I agree with you 100% on this, specifically if it is for a spouse. The main reason for that is in the case of as stay at home spouse I'm sure they are going to file their taxes jointly and should be able to prove any income if it comes into question. In this case the OP stated that he was using his parents income solely, if that's the case does he have any income at all? How would he prove it if it comes into question?
A felony just like ripping off the tag of a bed punishable by law. I think the OP would have a better chance of getting hit by lightning than the bank going after him legally
@Anonymous wrote:A felony just like ripping off the tag of a bed punishable by law. I think the OP would have a better chance of getting hit by lightning than the bank going after him legally
? You DO know that removing bed tags is unlawful only if removed prior to sale to the consumer (which is reasonable consumer protection)? It's fine to remove it once you have bought it.
But I agree it's unlikely that the bank will ask for criminal proceedings to be initiated, small amount of money, bad PR etc.
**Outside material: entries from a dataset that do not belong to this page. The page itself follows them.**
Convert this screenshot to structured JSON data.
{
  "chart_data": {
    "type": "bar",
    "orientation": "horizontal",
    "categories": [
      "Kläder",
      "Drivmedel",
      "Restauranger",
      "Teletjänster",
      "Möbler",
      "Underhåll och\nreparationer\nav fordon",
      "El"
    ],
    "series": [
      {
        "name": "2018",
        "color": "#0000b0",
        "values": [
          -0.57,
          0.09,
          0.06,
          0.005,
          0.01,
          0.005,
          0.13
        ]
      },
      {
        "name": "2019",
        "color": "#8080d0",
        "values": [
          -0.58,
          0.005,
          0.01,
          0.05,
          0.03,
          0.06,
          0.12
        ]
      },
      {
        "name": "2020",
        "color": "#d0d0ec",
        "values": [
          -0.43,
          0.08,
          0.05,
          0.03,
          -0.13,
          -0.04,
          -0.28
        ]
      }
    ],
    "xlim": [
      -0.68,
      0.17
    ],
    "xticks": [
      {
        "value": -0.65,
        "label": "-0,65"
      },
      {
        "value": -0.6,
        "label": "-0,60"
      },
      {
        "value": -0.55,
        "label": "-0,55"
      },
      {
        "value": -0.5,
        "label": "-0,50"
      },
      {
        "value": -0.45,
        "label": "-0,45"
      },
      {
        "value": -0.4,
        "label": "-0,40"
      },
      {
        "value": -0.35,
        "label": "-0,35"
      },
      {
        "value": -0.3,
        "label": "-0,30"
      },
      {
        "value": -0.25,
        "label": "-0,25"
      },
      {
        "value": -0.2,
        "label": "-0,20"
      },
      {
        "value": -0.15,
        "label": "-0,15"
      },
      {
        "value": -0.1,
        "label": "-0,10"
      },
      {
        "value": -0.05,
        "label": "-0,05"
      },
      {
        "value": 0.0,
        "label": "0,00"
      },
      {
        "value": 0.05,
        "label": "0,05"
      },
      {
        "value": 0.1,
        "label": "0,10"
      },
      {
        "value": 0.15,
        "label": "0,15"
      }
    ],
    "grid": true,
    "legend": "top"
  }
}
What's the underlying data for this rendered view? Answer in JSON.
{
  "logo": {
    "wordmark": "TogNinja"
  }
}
That said, I think the real "harm" would be when father and child both individually applied to the same issuer, each claiming the same $60K income. That really seems hard to morally justify, although I'm sure it happens all the time. Of course, even with different issuers there is a problem that the same money is being used twice, but it becomes clear when you both apply to Chase for example.
Hey All!
Everyone on this forum knows that fudging on apps takes place every day. It's unfortunate because I believe that it directly leads to credit inexperienced individuals (and even the savvy one's) to over extend themselves. These credit limits are issued with the individuals stated ability to pay. I strongly recommend that one not fudge one's ability to pay back your debt. It is a recipe for financial disaster. Obviously, you know when apping that you are doing something wrong if you have to think about what you could get away with claiming as income. I'm not referring to stay at home spouses or the like- there are laws designed to ensure equity but even then- 2 people in a household claiming the same income apping for separate accounts consistently could lead to the very same outcome of being over extended. Be realistic and true to yourself. You know what you can pay back based on your income. Don't fudge it.
Seconded..
Kind reminder this is a bump of an old thread.
@Anonymous wrote:
This kid should not be applying in the first place. He only makes 60k a year if he even truly makes that. The card is better utilized by people with 6figure incomes from a real job or business. Not students reporting daddy's income. And do you really want to pay the $95 annual fee? It's actually cheap compared to other signature cards some of which are up to $400 a year but do YOU want to deal with that? Do you travel a lot? I don't think you honestly can afford this card or afford to spend 2k a month on it. Top card for people with high incomes travel a lot and spend a couple grand each month. Not low income people. You should not apply to this card just because its pretty, be wise and mature about your credit choices.
OK, old thread, but to respond to the recent comment: I agree that it isn't a good long term card for that income level.
However, AF is waived the first year, and providing the $3K spend can be met (and there are lots of ways of doing that), there is a 40K bonus which is worth at a minimum $400. Not taking it, assuming that Chase approves, is leaving free money on the table. It's not the OPs problem that Chase chooses to issue such a generous offer.